Ms Roberts said the assigning of responsibility for pregnancy to the mother and not the father was reflected in stigma around abortions being directed in the same way.
"I don't feel at all guilty for having the abortions... the guy is equally responsible for making sure we're not having a pregnancy we don't want.
"People with uteruses just get it ingrained in them through growing up in the patriarchy that we're not supposed to make mistakes and that it's our responsibility, not the man's. We tend to blame ourselves."
Ms Roberts said she was concerned about what the overturning of Roe V Wade meant for her friends in America, where health care including birth control can be expensive.
She said one friend in Dallas - where there are no exceptions to abortion, even for rape or incest - feared repercussions for speaking out about the matter and left voicemails for friends instead of texts so she didn't leave a "paper trail".
"She's legitimately scared that they're going to be forcing women to take pregnancy tests before they can leave the state with these rules of trying to stop out of state abortions."
There are concerns abusers may "easily weaponise" a woman being forced to carry a child to term to keep them in a relationship or plunge them further into poverty.
"It's horrifying, disgusting, dehumanising," she said.

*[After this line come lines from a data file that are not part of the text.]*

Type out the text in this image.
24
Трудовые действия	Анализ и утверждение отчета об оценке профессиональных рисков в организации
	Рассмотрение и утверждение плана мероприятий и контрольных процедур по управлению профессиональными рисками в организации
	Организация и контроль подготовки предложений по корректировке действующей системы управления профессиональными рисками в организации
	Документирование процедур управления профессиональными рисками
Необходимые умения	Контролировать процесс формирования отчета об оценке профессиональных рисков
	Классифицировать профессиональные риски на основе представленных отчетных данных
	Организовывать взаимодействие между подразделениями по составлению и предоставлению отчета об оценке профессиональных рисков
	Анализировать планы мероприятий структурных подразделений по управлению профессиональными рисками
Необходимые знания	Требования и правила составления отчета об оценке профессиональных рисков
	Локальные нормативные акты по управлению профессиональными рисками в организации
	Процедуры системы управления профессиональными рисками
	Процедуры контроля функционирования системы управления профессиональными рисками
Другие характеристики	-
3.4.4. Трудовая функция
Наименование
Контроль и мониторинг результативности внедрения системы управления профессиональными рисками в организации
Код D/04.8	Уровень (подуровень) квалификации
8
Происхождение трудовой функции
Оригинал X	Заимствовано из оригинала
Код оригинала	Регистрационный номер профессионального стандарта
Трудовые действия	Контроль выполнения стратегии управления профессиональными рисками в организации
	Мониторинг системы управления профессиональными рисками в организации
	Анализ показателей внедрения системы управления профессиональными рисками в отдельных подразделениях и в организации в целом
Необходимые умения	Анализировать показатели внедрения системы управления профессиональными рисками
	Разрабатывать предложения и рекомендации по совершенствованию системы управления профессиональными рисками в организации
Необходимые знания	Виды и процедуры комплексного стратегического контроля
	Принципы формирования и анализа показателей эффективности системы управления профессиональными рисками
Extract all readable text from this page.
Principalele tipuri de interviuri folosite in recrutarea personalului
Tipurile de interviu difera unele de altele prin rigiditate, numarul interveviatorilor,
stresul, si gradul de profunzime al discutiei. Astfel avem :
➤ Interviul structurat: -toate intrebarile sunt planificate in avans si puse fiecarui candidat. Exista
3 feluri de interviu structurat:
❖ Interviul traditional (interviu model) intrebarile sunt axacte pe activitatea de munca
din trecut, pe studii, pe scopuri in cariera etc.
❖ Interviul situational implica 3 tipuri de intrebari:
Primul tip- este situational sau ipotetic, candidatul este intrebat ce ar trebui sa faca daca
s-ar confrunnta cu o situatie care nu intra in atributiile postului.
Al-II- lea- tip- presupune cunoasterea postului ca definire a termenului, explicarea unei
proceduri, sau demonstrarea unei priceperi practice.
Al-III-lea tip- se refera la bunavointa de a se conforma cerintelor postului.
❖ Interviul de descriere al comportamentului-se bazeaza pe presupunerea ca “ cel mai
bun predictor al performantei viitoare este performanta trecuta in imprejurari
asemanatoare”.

"I do think all of these bans across America are going to increase suicide rates."
She is worried that access to birth control and LGBTQI+ rights could be next.
In Australia each state and territory has different rules about when and how women can access terminations.
They remain under the criminal code in Western Australia. Cost and geography can also be barriers.
"One thing we are marching and that we need to continue fighting for is for abortion to be protected in the constitution under federal law," she said.
"In the last election there were several political parties that were strongly anti-abortion and got quite a few votes, including United Australia, One Nation, the Liberal Democrats and some of the Liberal Nationals and I found that particularly interesting, because several of those parties are 'freedom parties'.
"They love to weaponise the 'My body my choice' thing for vaccines, but they don't think it applies to bodily autonomy for women. I think Australians need to be conscious of the fact that what's happening in America could easily happen here if certain parties got into power. We're not entirely safe."